Obviously, the privatizing and outsourcing is straight out of 1950's IMF manuals, the ones that seduced such fine characters as Pinochet and Yeltsin. Bad for the people of Greece, real bad, and sure to lead to increased street battles and toppled governments, either tomorrow or 5-10 years from now.

But the main point in that list in the last one. "Crack down on tax evasion". As I wrote a while ago, John Mauldin had this great stat that I will probably never forget (barring Alzheimer). Only 6 people in the whole country of over 10 million filed a tax return in 2009 that said they made over €1 million. There’s 6 on very single inhabited island, if you ask me, and they have more islands then they know what to do with. There was this great story recently where only a very small number of an affluent neighborhood's Athens citizens had declared a swimming pool near their homes, and the government (?!) had chartered a plane to fly over the area that found tons of pools.

Ironically, this sort of thing may point to the idea that Greece isn't doing so bad after all. The country has a long standing history (shaped by occupations) of not paying taxes. If the Greeks can be made to pay their taxes, or even just for instance a third of what they legally owe, the entire Greek issue might be solved. I’ve seen numbers as large as $30 billion missed in revenues because of the "proud" evasion culture. But it may take a while: I’ve also read tales of people wanting to pay taxes, but unable to get through the bureaucracy and actually deliver their money.

Not that different from the US, though: 47% of Americans pay no federal income taxes, and when it comes to corporate taxes, dont’ get me started: the US may even put Greece to shame on that one.

Still, so, yes, that’s your foreland, wherever you live in the western world.

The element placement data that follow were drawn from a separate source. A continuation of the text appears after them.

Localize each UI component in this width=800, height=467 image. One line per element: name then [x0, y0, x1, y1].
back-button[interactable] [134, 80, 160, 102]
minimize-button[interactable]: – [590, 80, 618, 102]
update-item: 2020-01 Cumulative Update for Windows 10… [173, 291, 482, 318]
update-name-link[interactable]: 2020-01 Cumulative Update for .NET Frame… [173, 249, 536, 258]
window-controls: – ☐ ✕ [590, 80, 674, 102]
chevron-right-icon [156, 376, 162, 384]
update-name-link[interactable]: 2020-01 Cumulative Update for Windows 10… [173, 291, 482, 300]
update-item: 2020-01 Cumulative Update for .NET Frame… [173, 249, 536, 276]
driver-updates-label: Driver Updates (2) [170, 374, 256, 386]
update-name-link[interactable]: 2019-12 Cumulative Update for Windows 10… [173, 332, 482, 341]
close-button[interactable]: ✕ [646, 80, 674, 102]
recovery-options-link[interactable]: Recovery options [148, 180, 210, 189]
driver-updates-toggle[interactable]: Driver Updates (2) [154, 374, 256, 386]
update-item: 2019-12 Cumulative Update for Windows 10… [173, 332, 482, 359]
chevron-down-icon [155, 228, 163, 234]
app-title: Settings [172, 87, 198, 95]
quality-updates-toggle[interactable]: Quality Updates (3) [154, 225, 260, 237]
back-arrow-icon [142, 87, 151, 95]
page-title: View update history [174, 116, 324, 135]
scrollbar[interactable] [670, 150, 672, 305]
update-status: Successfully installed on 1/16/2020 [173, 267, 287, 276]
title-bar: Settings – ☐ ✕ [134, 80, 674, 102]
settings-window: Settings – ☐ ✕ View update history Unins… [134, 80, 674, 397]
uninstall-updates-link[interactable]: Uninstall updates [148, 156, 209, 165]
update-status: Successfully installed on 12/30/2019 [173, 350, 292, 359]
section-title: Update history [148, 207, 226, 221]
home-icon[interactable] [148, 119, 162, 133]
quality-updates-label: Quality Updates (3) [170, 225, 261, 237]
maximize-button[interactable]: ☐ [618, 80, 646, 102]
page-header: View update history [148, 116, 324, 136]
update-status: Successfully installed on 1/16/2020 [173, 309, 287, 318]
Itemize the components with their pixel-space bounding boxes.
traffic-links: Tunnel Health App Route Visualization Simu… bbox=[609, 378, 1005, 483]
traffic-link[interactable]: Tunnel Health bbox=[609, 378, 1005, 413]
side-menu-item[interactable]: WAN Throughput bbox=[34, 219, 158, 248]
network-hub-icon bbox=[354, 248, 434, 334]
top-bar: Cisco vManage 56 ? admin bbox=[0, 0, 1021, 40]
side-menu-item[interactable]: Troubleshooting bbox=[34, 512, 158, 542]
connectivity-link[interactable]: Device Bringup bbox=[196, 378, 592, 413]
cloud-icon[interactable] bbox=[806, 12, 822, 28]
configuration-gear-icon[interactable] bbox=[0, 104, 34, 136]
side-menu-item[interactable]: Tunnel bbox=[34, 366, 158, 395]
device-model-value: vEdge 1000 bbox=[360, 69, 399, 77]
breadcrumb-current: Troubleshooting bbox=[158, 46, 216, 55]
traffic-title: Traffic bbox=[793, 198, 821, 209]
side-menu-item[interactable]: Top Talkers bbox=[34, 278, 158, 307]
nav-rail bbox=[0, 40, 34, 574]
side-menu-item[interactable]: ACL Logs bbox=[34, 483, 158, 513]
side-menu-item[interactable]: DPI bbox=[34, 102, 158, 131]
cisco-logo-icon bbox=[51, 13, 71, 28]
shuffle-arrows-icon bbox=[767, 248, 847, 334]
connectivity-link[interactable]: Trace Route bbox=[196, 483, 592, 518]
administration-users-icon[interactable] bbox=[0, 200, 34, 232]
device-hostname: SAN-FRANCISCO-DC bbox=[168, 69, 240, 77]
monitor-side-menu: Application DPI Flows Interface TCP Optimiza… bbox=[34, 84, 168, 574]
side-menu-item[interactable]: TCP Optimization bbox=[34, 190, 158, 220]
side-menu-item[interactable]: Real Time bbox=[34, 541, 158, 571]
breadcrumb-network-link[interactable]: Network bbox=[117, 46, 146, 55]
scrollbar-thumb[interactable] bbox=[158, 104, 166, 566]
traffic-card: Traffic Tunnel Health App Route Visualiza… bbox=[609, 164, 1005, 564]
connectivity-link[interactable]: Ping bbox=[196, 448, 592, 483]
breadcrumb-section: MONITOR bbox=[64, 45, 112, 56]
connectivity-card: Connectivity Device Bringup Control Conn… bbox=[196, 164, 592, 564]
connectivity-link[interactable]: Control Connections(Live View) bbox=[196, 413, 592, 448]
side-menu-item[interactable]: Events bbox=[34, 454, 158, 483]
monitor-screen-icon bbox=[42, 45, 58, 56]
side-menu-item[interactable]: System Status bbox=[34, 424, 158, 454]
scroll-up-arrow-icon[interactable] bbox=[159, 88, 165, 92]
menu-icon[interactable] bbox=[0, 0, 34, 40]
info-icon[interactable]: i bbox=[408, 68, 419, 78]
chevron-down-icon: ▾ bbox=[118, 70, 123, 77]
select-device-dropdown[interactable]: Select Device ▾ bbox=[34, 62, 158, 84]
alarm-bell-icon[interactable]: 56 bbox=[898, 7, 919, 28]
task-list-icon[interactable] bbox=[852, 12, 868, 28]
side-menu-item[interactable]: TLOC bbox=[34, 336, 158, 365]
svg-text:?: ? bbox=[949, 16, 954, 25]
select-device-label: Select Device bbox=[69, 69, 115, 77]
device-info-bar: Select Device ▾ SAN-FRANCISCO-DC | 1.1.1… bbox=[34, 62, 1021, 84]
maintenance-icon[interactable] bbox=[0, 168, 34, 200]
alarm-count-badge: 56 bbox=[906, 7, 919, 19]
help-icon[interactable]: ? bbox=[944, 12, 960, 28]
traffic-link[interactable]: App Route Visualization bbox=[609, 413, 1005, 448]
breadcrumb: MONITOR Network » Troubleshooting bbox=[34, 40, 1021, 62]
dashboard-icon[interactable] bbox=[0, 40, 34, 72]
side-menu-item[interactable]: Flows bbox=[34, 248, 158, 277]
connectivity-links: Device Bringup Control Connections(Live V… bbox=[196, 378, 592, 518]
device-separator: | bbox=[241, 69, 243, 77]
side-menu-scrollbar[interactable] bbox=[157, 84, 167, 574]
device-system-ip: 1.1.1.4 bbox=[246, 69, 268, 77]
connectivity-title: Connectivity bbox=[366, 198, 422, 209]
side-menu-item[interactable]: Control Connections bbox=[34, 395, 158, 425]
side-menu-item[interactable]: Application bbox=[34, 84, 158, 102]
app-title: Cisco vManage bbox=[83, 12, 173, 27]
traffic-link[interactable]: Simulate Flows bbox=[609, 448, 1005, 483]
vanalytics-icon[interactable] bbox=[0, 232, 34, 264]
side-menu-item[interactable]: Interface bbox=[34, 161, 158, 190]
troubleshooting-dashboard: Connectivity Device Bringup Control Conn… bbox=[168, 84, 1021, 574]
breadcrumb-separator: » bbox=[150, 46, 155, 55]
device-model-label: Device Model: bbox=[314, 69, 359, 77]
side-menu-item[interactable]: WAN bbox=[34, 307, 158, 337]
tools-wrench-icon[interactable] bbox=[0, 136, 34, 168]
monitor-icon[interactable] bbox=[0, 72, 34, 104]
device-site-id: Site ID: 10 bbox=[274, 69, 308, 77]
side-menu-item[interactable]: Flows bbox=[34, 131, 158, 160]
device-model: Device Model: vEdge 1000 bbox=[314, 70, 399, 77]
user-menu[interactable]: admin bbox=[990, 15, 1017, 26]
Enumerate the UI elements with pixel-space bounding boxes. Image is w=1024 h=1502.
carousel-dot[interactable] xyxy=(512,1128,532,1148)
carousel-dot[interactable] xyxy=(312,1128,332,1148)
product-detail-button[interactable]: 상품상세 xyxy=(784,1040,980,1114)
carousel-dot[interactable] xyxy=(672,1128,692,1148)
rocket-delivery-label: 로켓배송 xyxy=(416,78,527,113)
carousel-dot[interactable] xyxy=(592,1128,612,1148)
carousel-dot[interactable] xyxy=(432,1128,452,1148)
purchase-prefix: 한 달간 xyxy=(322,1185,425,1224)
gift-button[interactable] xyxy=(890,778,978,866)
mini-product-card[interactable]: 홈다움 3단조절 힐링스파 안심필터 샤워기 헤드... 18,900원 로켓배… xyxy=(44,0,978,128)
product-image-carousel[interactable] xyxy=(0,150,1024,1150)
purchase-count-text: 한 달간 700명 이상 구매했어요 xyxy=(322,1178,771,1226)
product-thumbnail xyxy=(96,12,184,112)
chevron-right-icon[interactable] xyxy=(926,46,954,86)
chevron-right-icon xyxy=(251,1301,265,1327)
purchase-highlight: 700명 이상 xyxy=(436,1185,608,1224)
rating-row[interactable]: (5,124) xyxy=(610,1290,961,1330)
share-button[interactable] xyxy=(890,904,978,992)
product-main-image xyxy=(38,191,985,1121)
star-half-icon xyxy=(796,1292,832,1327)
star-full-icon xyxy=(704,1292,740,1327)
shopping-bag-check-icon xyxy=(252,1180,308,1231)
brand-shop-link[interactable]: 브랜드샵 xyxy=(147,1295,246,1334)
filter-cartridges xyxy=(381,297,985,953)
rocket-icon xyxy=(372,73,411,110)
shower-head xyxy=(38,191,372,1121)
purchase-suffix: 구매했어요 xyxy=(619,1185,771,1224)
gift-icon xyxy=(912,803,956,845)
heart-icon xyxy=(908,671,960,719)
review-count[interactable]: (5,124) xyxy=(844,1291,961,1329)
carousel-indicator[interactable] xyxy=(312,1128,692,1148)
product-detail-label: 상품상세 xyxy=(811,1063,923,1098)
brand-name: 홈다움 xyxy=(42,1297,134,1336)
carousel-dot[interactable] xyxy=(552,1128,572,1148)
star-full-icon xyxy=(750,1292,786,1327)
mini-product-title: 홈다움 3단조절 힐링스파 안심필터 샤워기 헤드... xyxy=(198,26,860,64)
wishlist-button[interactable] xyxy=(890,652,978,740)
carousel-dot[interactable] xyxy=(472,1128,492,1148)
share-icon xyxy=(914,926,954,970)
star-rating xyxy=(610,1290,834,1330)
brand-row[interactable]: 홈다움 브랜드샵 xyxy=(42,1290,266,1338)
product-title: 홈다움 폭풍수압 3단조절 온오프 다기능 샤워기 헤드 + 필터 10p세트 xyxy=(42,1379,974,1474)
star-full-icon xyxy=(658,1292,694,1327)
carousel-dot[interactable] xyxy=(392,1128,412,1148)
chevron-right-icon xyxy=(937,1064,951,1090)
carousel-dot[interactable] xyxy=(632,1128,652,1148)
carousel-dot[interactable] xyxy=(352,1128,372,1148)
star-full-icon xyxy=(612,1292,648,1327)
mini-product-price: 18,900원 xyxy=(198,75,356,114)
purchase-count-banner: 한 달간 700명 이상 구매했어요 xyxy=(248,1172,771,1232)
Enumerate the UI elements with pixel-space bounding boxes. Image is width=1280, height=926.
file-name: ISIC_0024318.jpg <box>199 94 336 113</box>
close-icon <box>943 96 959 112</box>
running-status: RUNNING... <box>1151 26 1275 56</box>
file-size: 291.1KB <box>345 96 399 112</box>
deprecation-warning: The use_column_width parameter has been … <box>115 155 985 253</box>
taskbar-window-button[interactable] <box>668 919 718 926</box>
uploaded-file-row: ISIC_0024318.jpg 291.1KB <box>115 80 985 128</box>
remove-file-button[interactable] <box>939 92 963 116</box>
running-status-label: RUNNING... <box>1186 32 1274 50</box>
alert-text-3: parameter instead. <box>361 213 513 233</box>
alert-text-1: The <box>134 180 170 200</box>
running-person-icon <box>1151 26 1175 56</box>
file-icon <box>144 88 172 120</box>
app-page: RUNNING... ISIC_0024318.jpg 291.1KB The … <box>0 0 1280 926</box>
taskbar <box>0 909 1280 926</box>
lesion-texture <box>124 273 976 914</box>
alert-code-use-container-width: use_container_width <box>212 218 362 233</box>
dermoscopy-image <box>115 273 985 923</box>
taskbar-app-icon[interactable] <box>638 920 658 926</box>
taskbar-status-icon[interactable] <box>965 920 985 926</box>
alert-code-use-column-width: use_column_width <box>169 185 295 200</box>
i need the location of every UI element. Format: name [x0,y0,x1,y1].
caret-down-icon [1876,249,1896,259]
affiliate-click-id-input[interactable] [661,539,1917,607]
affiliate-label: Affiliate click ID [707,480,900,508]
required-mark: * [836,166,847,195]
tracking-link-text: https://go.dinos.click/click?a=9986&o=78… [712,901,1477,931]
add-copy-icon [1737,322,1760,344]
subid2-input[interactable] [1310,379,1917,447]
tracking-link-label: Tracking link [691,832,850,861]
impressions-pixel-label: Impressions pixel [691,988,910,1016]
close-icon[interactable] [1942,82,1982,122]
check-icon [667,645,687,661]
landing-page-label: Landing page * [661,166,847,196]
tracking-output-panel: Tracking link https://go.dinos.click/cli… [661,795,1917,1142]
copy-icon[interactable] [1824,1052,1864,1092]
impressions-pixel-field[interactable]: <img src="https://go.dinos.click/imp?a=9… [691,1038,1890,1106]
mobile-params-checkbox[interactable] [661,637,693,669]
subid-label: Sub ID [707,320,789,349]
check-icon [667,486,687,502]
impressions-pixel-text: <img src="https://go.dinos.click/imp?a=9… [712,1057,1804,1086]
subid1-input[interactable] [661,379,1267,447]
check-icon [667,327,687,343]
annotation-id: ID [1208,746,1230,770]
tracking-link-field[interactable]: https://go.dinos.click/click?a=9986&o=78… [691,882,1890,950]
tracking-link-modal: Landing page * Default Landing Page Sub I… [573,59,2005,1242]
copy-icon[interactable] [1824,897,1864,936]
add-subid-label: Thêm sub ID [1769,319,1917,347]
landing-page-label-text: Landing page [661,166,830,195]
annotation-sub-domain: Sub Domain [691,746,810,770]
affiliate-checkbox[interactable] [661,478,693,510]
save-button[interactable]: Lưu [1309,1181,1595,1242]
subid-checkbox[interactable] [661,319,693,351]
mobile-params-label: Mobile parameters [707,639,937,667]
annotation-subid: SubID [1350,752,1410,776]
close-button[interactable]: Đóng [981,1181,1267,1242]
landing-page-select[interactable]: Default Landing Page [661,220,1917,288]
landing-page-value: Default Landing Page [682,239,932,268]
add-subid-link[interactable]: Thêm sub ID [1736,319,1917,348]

And it could, and very probably will, get much worse.

Britain has a major election on Thursday, and for some reason (turn chaos into profit?) the bonds and sterling futures markets have decided to open at 1.00am local time. If the election results are too confusing for pundits to explain, expect a deep, low and loud sucking sound just off Blackfriars Bridge.

If you dare look a little deeper into your own future, though, try Latvia. It laid off one in 3 of its government workers (remember, it was "only" one in 12 in Fresno), and whoever was lucky enough to keep their jobs saw their pay cut by 25%. Private sector wages are down 30%, and unemployment stands at 23%. I would venture that the Latvians understand by now that there's no guarantee whatever that this is as bad as it will get. And neither should any of us who happen not to be proud citizens or Riga.

Today’s stock and forex exchange markets may be an aberration, or an anomaly, or anything you wish to call them. Still, the overall tendency stands, and while you wouldn’t be able to recognize it from watching Wall Street, a good albeit brief look at Sacramento, Fresno, Athens, London and Riga, Latvia should tell you all you need to know. It’s getting ever harder for incumbent power to keep pressure levels high enough to fool enough people into thinking the boat's not sinking. The credit crunch is a global phenomenon, always was.

I used the term "Beggar thy currency" a while ago, talking about Angela Merkel trying to bring down the Euro vs the USD. And as I said, she gets what she wants: a better exports position. But Chris Whalen today comes with one that fits government (and IMF) policy around the globe even much better: "Beggar thy citizen".

And to quote the Fresno mayor once again: what we will increasingly see are "budgets filled with pain". Please don’t be caught blindsided.